R Ashwin is a good batsman, but no-one considers him to be one of the best six batsman in India. In that case, why is it that he seems to be thriving with the bat while the specialists are batting like a big bag of grundle?
There’s no simple answer. We’re talking about a whole bunch of players and a range of different dismissals. They’re also up against a fast bowler, a swing bowler, an off-spinner and a slow left-armer in this Test – England are ticking many boxes (metaphorical ones, not the nad protectors).
But still, Ashwin’s managed to do okay. It’s a shame he isn’t bowling as well as he’s batting really and it does beg the question as to what that batting grit is worth. When judging him as an international cricketer, his batting skill’s almost irrelevant at this point, but does his resilience and fight mean anything for his future, which presumably hinges on the quality of his bowling?

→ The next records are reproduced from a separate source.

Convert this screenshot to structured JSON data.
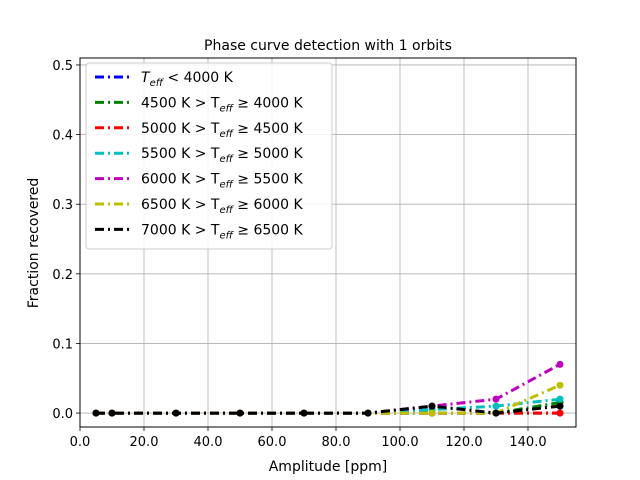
{
  "chart_data": {
    "type": "line",
    "title": "Phase curve detection with 1 orbits",
    "xlabel": "Amplitude [ppm]",
    "ylabel": "Fraction recovered",
    "xlim": [
      0,
      155
    ],
    "ylim": [
      -0.02,
      0.51
    ],
    "xticks": [
      0,
      20,
      40,
      60,
      80,
      100,
      120,
      140
    ],
    "xtick_labels": [
      "0.0",
      "20.0",
      "40.0",
      "60.0",
      "80.0",
      "100.0",
      "120.0",
      "140.0"
    ],
    "yticks": [
      0.0,
      0.1,
      0.2,
      0.3,
      0.4,
      0.5
    ],
    "ytick_labels": [
      "0.0",
      "0.1",
      "0.2",
      "0.3",
      "0.4",
      "0.5"
    ],
    "grid": true,
    "legend_placement": "top-left",
    "x": [
      5,
      10,
      30,
      50,
      70,
      90,
      110,
      130,
      150
    ],
    "series": [
      {
        "legend_parts": [
          "T",
          "eff",
          " < 4000 K"
        ],
        "color": "#0000ff",
        "values": [
          0,
          0,
          0,
          0,
          0,
          0,
          0,
          0,
          0
        ]
      },
      {
        "legend_parts": [
          "4500 K > T",
          "eff",
          " ≥ 4000 K"
        ],
        "color": "#008000",
        "values": [
          0,
          0,
          0,
          0,
          0,
          0,
          0,
          0,
          0.015
        ]
      },
      {
        "legend_parts": [
          "5000 K > T",
          "eff",
          " ≥ 4500 K"
        ],
        "color": "#ff0000",
        "values": [
          0,
          0,
          0,
          0,
          0,
          0,
          0,
          0,
          0
        ]
      },
      {
        "legend_parts": [
          "5500 K > T",
          "eff",
          " ≥ 5000 K"
        ],
        "color": "#00bfbf",
        "values": [
          0,
          0,
          0,
          0,
          0,
          0,
          0.005,
          0.01,
          0.02
        ]
      },
      {
        "legend_parts": [
          "6000 K > T",
          "eff",
          " ≥ 5500 K"
        ],
        "color": "#bf00bf",
        "values": [
          0,
          0,
          0,
          0,
          0,
          0,
          0.01,
          0.02,
          0.07
        ]
      },
      {
        "legend_parts": [
          "6500 K > T",
          "eff",
          " ≥ 6000 K"
        ],
        "color": "#bfbf00",
        "values": [
          0,
          0,
          0,
          0,
          0,
          0,
          0,
          0,
          0.04
        ]
      },
      {
        "legend_parts": [
          "7000 K > T",
          "eff",
          " ≥ 6500 K"
        ],
        "color": "#000000",
        "values": [
          0,
          0,
          0,
          0,
          0,
          0,
          0.01,
          0,
          0.01
        ]
      }
    ]
  }
}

Bowlers who can bat are great, but the bowling has to come first. It is non-negotiable. It is a necessary qualification for inclusion in a team. If there’s admirable competitiveness latent in Ashwin, he doesn’t currently seem to be able to make use of it with the ball, which is where it’s really needed.
It’s kind of like us. If we could employ the same diplomacy with our colleagues and managers as we use with the toaster, we’d be onto a winner. We have never once told the toaster that it has had a really, really, monumentally stupid idea that betrays a total lack of understanding of what we are trying to achieve. We need to translate that kind of interaction into our professional life.